How std::memory_order_seq_cst works
Because read-modify-write operations have special guarantees.
According to the standard [atomics.order] paragraph 11:
Atomic read-modify-write operations shall always read the last value (in the modification order) written before the write associated with the read-modify-write operation.
So by seeing different things in your comment you mean that Thread C see x==1,y==0 and Thread D see x==0 and y==1. Is that possible with sequential consistency?
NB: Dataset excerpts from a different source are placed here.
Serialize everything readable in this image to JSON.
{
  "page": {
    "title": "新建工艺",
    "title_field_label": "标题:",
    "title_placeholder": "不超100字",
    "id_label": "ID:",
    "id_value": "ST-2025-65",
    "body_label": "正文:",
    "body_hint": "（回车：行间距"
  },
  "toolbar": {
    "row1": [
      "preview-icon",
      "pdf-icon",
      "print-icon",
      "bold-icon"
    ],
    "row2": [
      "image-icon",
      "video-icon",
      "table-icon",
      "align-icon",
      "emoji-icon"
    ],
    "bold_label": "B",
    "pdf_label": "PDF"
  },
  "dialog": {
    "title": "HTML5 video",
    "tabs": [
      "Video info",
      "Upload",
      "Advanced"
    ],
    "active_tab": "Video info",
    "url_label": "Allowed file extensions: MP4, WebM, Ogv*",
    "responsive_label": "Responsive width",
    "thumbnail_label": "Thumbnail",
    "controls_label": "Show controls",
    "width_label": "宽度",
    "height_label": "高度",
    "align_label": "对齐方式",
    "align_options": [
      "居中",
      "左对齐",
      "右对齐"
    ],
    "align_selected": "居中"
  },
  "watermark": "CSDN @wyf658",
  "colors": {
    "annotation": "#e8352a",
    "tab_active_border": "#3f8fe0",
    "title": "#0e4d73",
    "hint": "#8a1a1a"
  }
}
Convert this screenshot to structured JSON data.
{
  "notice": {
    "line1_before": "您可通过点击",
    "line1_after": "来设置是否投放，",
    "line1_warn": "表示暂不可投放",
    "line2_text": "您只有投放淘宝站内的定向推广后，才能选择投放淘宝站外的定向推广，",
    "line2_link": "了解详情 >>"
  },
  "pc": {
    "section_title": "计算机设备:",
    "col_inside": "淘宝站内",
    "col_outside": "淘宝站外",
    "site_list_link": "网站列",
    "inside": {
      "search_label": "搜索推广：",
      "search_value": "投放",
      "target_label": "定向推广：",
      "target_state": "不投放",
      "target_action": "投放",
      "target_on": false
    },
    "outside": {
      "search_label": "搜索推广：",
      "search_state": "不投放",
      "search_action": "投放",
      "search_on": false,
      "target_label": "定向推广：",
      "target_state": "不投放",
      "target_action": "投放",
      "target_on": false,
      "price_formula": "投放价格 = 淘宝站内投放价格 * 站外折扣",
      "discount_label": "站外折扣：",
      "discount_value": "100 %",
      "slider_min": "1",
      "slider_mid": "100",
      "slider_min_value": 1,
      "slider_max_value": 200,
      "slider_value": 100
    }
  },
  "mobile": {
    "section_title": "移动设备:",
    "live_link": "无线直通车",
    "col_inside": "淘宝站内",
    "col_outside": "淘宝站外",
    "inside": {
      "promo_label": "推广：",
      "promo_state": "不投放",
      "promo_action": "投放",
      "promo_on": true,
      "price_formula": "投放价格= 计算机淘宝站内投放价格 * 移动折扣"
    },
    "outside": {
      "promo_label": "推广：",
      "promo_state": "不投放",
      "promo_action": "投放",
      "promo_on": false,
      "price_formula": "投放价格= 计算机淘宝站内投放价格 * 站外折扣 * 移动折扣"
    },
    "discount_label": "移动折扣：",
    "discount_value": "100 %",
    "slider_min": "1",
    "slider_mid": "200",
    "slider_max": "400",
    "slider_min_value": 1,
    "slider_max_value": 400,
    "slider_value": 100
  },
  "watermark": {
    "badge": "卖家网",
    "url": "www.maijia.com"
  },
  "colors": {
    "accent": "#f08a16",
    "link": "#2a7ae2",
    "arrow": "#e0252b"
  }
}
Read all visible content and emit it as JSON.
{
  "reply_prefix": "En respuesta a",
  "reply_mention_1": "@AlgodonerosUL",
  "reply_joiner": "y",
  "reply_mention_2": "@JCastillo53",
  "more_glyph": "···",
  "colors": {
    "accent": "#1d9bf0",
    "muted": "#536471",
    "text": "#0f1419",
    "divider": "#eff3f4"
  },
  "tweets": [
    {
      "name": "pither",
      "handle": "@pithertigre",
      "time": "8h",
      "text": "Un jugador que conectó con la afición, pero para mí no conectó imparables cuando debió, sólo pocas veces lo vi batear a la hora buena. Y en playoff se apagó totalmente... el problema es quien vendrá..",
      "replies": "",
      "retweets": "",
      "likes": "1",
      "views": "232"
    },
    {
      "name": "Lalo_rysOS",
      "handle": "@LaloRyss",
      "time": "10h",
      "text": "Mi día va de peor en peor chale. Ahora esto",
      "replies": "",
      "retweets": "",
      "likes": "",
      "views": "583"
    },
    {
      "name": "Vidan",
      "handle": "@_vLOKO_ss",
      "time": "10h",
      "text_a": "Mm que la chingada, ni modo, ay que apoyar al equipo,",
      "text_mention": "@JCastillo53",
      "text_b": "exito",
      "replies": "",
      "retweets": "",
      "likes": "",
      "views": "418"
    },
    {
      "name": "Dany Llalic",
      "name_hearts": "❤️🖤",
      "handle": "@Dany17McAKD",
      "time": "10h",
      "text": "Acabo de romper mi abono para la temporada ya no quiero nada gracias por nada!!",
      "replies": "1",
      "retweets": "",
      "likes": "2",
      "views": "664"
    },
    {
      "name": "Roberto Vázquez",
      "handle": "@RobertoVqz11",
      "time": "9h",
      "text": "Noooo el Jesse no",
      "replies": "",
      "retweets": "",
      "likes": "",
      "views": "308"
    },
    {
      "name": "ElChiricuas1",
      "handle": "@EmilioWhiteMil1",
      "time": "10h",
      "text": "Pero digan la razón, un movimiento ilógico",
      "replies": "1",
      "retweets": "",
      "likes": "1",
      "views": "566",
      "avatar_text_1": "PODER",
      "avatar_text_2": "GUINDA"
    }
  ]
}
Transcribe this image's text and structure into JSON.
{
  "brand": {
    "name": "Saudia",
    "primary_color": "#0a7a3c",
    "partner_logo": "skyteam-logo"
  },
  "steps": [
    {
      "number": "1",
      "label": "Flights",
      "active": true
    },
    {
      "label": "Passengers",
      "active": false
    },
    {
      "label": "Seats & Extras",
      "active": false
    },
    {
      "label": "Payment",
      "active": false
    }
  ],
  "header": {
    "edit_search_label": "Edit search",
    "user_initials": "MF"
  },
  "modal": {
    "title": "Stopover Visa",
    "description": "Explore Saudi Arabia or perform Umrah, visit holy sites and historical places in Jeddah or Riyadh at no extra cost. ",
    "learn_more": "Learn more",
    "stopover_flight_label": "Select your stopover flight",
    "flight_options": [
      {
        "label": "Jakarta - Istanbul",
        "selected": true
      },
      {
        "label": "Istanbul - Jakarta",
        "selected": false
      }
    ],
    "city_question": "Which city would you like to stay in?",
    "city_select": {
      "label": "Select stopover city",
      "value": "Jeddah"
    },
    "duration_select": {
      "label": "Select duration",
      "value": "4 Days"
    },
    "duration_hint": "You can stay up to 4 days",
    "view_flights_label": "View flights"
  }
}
Let's suppose this total order (the modification is the transition between this symbolized memory states):
{x==0,y==0} : S0
{x==1,y==0} : S1
{x==1,y==1} : S2
When we say "see" we mean that a thread potentialy performs a load. Two loads can not be performed simultaneously in one thread. So how is it possible that thread C see x==1 then see y==0 and Thread D see x==0 then see y==1? Thread C performs the two loads while the memory is in the state S1, and Thread D see x
at state S0, then see y
at state S2.
In your example code, what happens is that Thread C load x then load y, and Thread D load y repeatedly until it is true then load x. So after y==1, it is guarenteed that x==1
in this total order.
As said by Minee in its comment, nothing could be expected if in place of sequential consistency memory order were used acquire/release memory order: acquire/release semantic does not imply any total ordering,moreover there are no happens before relation between the store to x
and the store to y
. So the assertion z.load()!=0
could fire.